CALLING HOME FROM MARS




BECAUSE MY FATHER GREW UP IN EUROPE, I WENT there a lot when I was young, first with my family and then on my own. In my early twenties I wound up in Pamplona, Spain, for the festival of San Fermin, the infamous running of the bulls. One night I found myself in a small bar with sawdust on the floor talking to two young Spaniards who were so drunk they could barely stand up. One wore a white T-shirt and was drinking red wine out of a leather bota. Every time he squirted wine into his mouth, most of it went all over his shirt. He was also wearing a plastic Viking helmet with fake gemstones around the rim that he seemed to have completely forgotten about, though it was impossible to ignore if you were talking to him. He was drinking and grinning like a fool and had his arm around his buddy, and everything was going fine until three Moroccan guys walked into the bar. They were as drunk and happy as everyone else until the biggest one spotted the Viking helmet on my friend’s head. He strode right up and grabbed it. “That helmet’s mine!” he shouted in French. “You stole it!”

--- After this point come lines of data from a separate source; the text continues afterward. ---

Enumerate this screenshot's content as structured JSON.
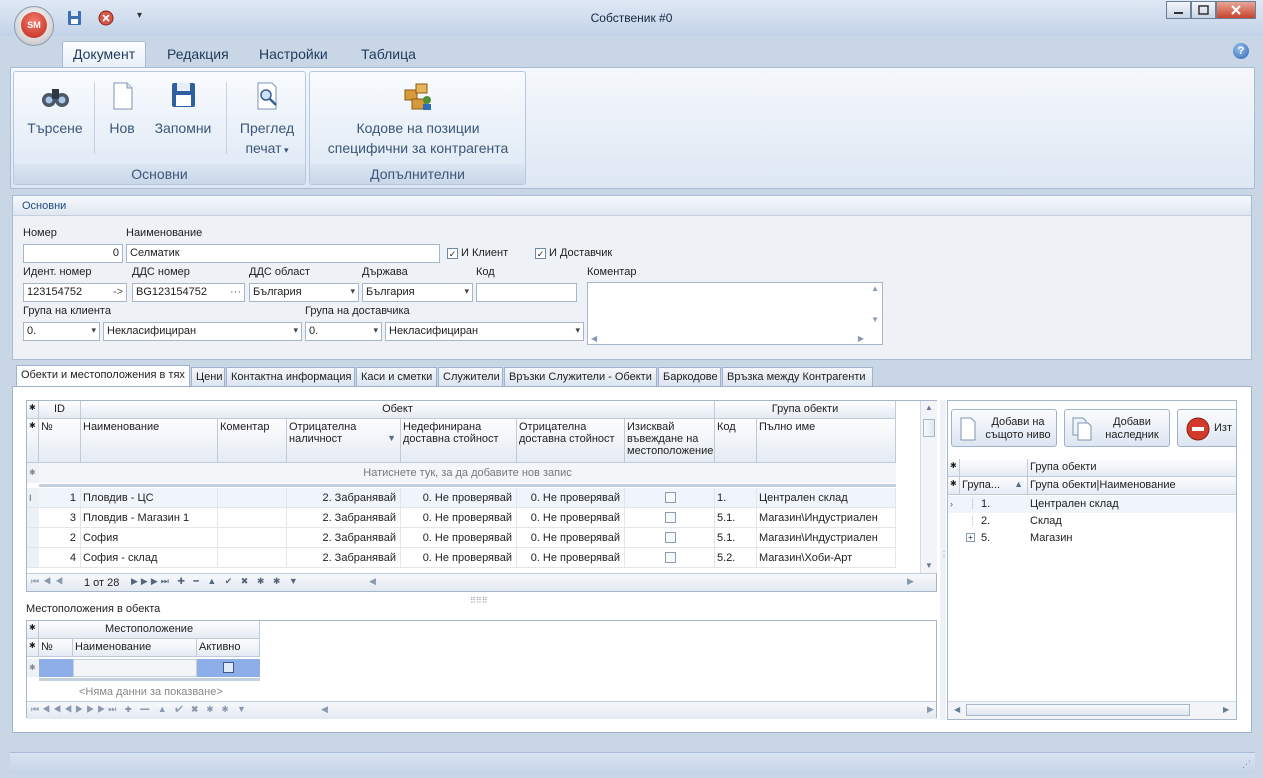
{
  "window": {
    "title": "Собственик #0"
  },
  "app_logo": "SM",
  "ribbon_tabs": [
    "Документ",
    "Редакция",
    "Настройки",
    "Таблица"
  ],
  "ribbon": {
    "main_group": {
      "label": "Основни",
      "buttons": [
        "Търсене",
        "Нов",
        "Запомни",
        "Преглед",
        "печат"
      ]
    },
    "extra_group": {
      "label": "Допълнителни",
      "button_line1": "Кодове на позиции",
      "button_line2": "специфични за контрагента"
    }
  },
  "main_panel": {
    "title": "Основни",
    "number_label": "Номер",
    "number_value": "0",
    "name_label": "Наименование",
    "name_value": "Селматик",
    "is_client_label": "И Клиент",
    "is_supplier_label": "И Доставчик",
    "ident_label": "Идент. номер",
    "ident_value": "123154752",
    "ident_arrow": "->",
    "vat_label": "ДДС номер",
    "vat_value": "BG123154752",
    "vat_dots": "···",
    "vat_area_label": "ДДС област",
    "vat_area_value": "България",
    "country_label": "Държава",
    "country_value": "България",
    "code_label": "Код",
    "code_value": "",
    "comment_label": "Коментар",
    "client_group_label": "Група на клиента",
    "client_group_code": "0.",
    "client_group_name": "Некласифициран",
    "supplier_group_label": "Група на доставчика",
    "supplier_group_code": "0.",
    "supplier_group_name": "Некласифициран"
  },
  "tabs": [
    "Обекти и местоположения в тях",
    "Цени",
    "Контактна информация",
    "Каси и сметки",
    "Служители",
    "Връзки Служители - Обекти",
    "Баркодове",
    "Връзка между Контрагенти"
  ],
  "objects_grid": {
    "band_id": "ID",
    "band_object": "Обект",
    "band_group": "Група обекти",
    "col_no": "№",
    "col_name": "Наименование",
    "col_comment": "Коментар",
    "col_neg1": "Отрицателна наличност",
    "col_undef": "Недефинирана доставна стойност",
    "col_neg2": "Отрицателна доставна стойност",
    "col_req": "Изисквай въвеждане на местоположение",
    "col_code": "Код",
    "col_fullname": "Пълно име",
    "new_row_hint": "Натиснете тук, за да добавите нов запис",
    "rows": [
      {
        "no": "1",
        "name": "Пловдив - ЦС",
        "neg1": "2. Забранявай",
        "undef": "0. Не проверявай",
        "neg2": "0. Не проверявай",
        "code": "1.",
        "full": "Централен склад"
      },
      {
        "no": "3",
        "name": "Пловдив - Магазин 1",
        "neg1": "2. Забранявай",
        "undef": "0. Не проверявай",
        "neg2": "0. Не проверявай",
        "code": "5.1.",
        "full": "Магазин\\Индустриален"
      },
      {
        "no": "2",
        "name": "София",
        "neg1": "2. Забранявай",
        "undef": "0. Не проверявай",
        "neg2": "0. Не проверявай",
        "code": "5.1.",
        "full": "Магазин\\Индустриален"
      },
      {
        "no": "4",
        "name": "София - склад",
        "neg1": "2. Забранявай",
        "undef": "0. Не проверявай",
        "neg2": "0. Не проверявай",
        "code": "5.2.",
        "full": "Магазин\\Хоби-Арт"
      }
    ],
    "pager": "1 от 28"
  },
  "locations": {
    "title": "Местоположения в обекта",
    "band": "Местоположение",
    "col_no": "№",
    "col_name": "Наименование",
    "col_active": "Активно",
    "empty_hint": "<Няма данни за показване>"
  },
  "right_panel": {
    "btn_same_level_1": "Добави на",
    "btn_same_level_2": "същото ниво",
    "btn_child_1": "Добави",
    "btn_child_2": "наследник",
    "btn_delete": "Изт",
    "band": "Група обекти",
    "col_group": "Група...",
    "col_name": "Група обекти|Наименование",
    "rows": [
      {
        "code": "1.",
        "name": "Централен склад"
      },
      {
        "code": "2.",
        "name": "Склад"
      },
      {
        "code": "5.",
        "name": "Магазин"
      }
    ]
  }
}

I translated because I was the only person who spoke both French and Spanish. My friend managed to get his hands on the helmet and shouted, “That’s not true, the helmet’s mine!” And so it began. Suddenly all five men had their hands on the helmet; they weren’t throwing punches because no one wanted to let go, but it was clearly headed that way. The men lurched around the room grunting in two languages and gradually deforming the helmet until my friend yelled, “Para! Para! Para!” and everyone stopped. “It’s starting to rip!” my friend said, pointing to the helmet.